One of my favorite things about this book is how absolutely user friendly it is. If you are not used to having a "quiet time" or reading your bible or if you have no idea how to pray - there is no better teacher than this book simply because it guides you directly in the act of reading and praying. There are many wordy didactic books out there that mean to educate you all about prayer but leave you wanting because they don't actually take you into the presence. This book however is a hands on, experiential learning that lovingly draws you into the act of prayer. Included with the book is probably the best, most practical introductions to prayer and scripture reading I have come across. The introduction teaches you how to use the book, encourages you to pray as you can (and not as you can't), and gives you all the resources you need to begin your journey of meeting regularly with your God.
The layout for each day is this:
I. Invocation - a written prayer to call you to enter the presence of the Lord in faith that the Lord is waiting to meet you. This is especially great for those who have no idea where to begin in prayer, or for me on days when prayer is slow to come because I am feeling supremely indifferent or tired or (whatever).
II. A Psalm - you will read the same psalm all week until it builds a little nest for itself in your heart. The psalms are Christianity's most universal prayers. They are emotional and authentic and beautiful. I really enjoy the permission to stay with one piece of scripture for as long as I need. It helps people like me, who are used to using scripture and other readings to learn and educate rather than to just "be," in prayer.

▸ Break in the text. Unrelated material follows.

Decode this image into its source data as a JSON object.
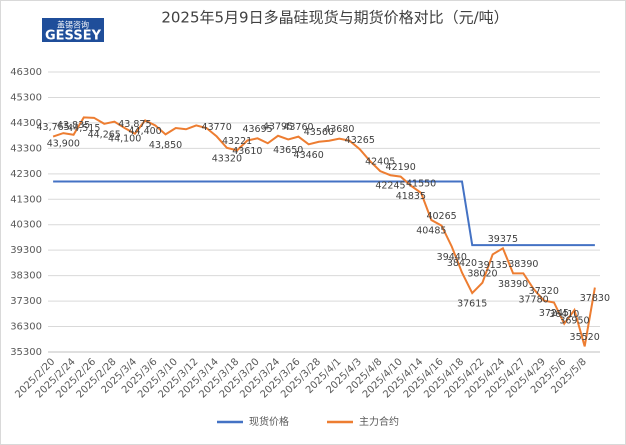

III. Daily Scripture Reading - There is a theme for each week (this weeks, for instance, is "Chosen by God") and the daily scripture readings are meant to support that theme. One passage is given for each day of the week although it is suggested that you read two - one from the day and one from Sunday, as there are four on Sunday. The introduction in the book will teach you how to read scripture if that is something that you have never done before - no need to be intimidated! (This introduction by the way is only 6 pages long)
IV. Readings for Reflection - In addition to the daily scripture, they suggest that you reflect on one or more readings, and this book is chock full of truly excellent and inspiration thoughts from very respectable authors, also organized according to the week. And when I say respectable authors I mean people that have spoken, written and have stayed with us - some for centuries (John Wesley, Nouwen, Teresa of Avila, St. Gregory, C.S. Lewis, Carlo Caretto, Charles de Foucauld, etc.).
V. Prayer - There is also a time for you to talk to God in your own way. The intention of the first several sections is to increase your awareness of God in prayer. But this section is a time for you to use your own way, your own words, to respond to what you have read or have felt. You will use this time to pray prayers of adoration, confession, intercession, for yourself, for others, for the Church, whatever suits your fancy. The book's introduction can help you here for those that may be intimidated by this act.
VI. Reflection - A time to "reflect on all the words, thoughts, and emotions you have experienced during the daily routine and to record new insights, new commitments, prayers, etc."
VII. Hymn - A beautiful hymn is provided to wrap up your time. When you can't pray, this hymn is a wonderful, reassuring closure to your time.
I encourage you to try this book and try this "daily office." You will learn much about prayer and it will help you learn to engage the divine Other - the Mystery of God - especially if you have been looking for some place to begin! If you are well seasoned in the art of prayer and spending time with God, this book with deepen you relationship and move you with intention through the several important disciplines of prayer.